Media outlets including 3DM, Game Corner, Chule, and GameRes praised the game for its sense of realism. TanyaK from Game Corner noted that the game's details were well executed and highly immersive, with each chapter's investigation feeling lifelike. She also highlighted that the story design reflected contemporary issues, reminding her of real-world personal data concerns. Editor Xiong Yu from Chule described Cyber Manhunt as a "human flesh search simulator", emphasizing that the story was highly realistic, depicting events surrounding ordinary people, and that the integration of narrative and gameplay made the game more engaging than a purely text-based experience. Nanshan from GameRes mentioned that the game's visual design ensured a strong sense of immersion, with interfaces resembling computer screens and content adapted from real software and websites enhancing player identification. An editor from GameLook stated that the narrative pacing was well controlled, with interconnected plot developments and climaxes that made the immersion comparable to AAA games.

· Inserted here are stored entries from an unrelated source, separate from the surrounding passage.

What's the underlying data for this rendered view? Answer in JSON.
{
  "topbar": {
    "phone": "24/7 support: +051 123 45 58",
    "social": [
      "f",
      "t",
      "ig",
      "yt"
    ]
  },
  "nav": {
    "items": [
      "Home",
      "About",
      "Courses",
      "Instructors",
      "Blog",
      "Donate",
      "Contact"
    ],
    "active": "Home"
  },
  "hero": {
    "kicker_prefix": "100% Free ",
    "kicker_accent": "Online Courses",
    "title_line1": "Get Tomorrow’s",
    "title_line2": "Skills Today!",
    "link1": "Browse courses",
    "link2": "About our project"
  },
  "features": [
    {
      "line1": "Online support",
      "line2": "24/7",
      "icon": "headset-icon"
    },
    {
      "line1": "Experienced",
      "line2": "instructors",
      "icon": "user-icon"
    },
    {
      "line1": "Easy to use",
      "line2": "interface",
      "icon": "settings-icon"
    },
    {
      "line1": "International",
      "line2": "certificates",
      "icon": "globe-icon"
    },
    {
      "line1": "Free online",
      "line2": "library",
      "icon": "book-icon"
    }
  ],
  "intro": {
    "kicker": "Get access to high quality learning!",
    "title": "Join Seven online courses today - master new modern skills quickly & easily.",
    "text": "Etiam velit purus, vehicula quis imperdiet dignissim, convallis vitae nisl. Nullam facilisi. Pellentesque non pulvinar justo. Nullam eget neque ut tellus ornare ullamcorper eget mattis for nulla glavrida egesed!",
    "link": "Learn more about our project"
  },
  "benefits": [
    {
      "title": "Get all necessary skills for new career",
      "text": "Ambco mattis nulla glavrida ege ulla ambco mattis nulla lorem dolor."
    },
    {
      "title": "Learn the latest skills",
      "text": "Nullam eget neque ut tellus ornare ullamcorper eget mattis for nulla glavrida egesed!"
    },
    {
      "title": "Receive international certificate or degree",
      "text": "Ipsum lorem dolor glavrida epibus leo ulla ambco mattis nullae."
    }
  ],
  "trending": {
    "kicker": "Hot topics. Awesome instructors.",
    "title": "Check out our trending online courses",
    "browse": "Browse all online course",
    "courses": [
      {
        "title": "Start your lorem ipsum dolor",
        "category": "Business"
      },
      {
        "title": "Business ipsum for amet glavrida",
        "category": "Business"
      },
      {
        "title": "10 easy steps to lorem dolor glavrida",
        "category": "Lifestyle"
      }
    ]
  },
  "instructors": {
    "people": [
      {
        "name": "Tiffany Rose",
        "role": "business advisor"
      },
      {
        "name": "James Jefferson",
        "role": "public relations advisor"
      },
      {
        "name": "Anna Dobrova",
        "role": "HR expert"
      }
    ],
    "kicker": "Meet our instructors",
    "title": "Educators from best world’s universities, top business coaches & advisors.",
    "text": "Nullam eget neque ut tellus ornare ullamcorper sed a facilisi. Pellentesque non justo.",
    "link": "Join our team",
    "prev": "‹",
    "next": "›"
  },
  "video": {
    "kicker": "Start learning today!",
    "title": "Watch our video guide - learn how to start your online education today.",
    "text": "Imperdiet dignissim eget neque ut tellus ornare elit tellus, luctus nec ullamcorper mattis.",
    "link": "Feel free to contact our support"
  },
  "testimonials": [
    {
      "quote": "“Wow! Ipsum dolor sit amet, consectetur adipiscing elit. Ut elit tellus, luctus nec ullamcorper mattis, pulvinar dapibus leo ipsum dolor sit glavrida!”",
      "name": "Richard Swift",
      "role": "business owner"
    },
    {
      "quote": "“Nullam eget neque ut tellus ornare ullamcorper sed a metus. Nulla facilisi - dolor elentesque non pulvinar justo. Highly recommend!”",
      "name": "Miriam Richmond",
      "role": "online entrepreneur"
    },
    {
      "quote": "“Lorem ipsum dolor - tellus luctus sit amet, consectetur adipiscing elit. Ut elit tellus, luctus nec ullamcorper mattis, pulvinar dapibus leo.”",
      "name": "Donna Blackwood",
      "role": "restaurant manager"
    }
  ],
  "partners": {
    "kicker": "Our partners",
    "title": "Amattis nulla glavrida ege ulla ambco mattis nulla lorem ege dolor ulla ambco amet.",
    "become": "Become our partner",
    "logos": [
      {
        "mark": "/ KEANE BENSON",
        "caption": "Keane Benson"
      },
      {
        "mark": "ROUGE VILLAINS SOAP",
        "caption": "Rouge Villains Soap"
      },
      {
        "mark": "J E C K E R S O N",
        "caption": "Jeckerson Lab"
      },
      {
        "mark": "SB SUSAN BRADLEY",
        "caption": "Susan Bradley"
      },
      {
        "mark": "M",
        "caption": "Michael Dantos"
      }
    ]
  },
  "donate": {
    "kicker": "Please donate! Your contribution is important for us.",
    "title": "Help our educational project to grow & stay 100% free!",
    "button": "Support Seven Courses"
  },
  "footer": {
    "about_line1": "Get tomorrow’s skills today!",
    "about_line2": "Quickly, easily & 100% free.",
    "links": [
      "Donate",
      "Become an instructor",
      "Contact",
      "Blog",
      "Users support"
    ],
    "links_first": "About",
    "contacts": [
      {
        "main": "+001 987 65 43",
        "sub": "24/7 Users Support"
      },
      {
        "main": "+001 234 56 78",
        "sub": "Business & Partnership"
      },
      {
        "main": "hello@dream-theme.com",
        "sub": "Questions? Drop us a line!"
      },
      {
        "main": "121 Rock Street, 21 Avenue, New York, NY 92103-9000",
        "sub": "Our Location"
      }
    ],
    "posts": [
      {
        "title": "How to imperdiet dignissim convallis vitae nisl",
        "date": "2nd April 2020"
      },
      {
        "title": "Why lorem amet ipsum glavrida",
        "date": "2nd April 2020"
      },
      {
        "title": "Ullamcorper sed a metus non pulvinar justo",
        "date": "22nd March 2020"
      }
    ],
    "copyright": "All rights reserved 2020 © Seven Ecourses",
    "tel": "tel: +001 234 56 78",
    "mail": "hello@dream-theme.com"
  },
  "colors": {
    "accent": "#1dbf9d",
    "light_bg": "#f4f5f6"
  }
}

Reviewers had differing opinions on the gameplay design. TanyaK praised the game's diversity, noting that later chapters introduced mechanics not present in earlier chapters, keeping the experience from becoming repetitive. Xiong Yu expressed regret that the story did not adopt a more open-ended design, suggesting that the theme could support a system with greater freedom. Reviewer Wanwu Jiexu on 3DM criticized certain chapters for lacking guidance, which could cause players to get stuck, calling this a major flaw, and stated that some reasoning segments were not particularly compelling. Another Chule editor, Zhu Siqi, compared Cyber Manhunt to Orwell in terms of mechanics and gameplay, noting that Cyber Manhunt was a linear game with a stronger emphasis on narrative. He also commented that the art style was somewhat rough, and scanning the screen with the cursor to gather clues sometimes had delayed feedback, causing players to miss information.

Zhang Xiping noted in China Book Review that by simulating hackers accessing private information and allowing players to make various choices during gameplay, the game encouraged players to reflect on the legality and ethics of human flesh search practices.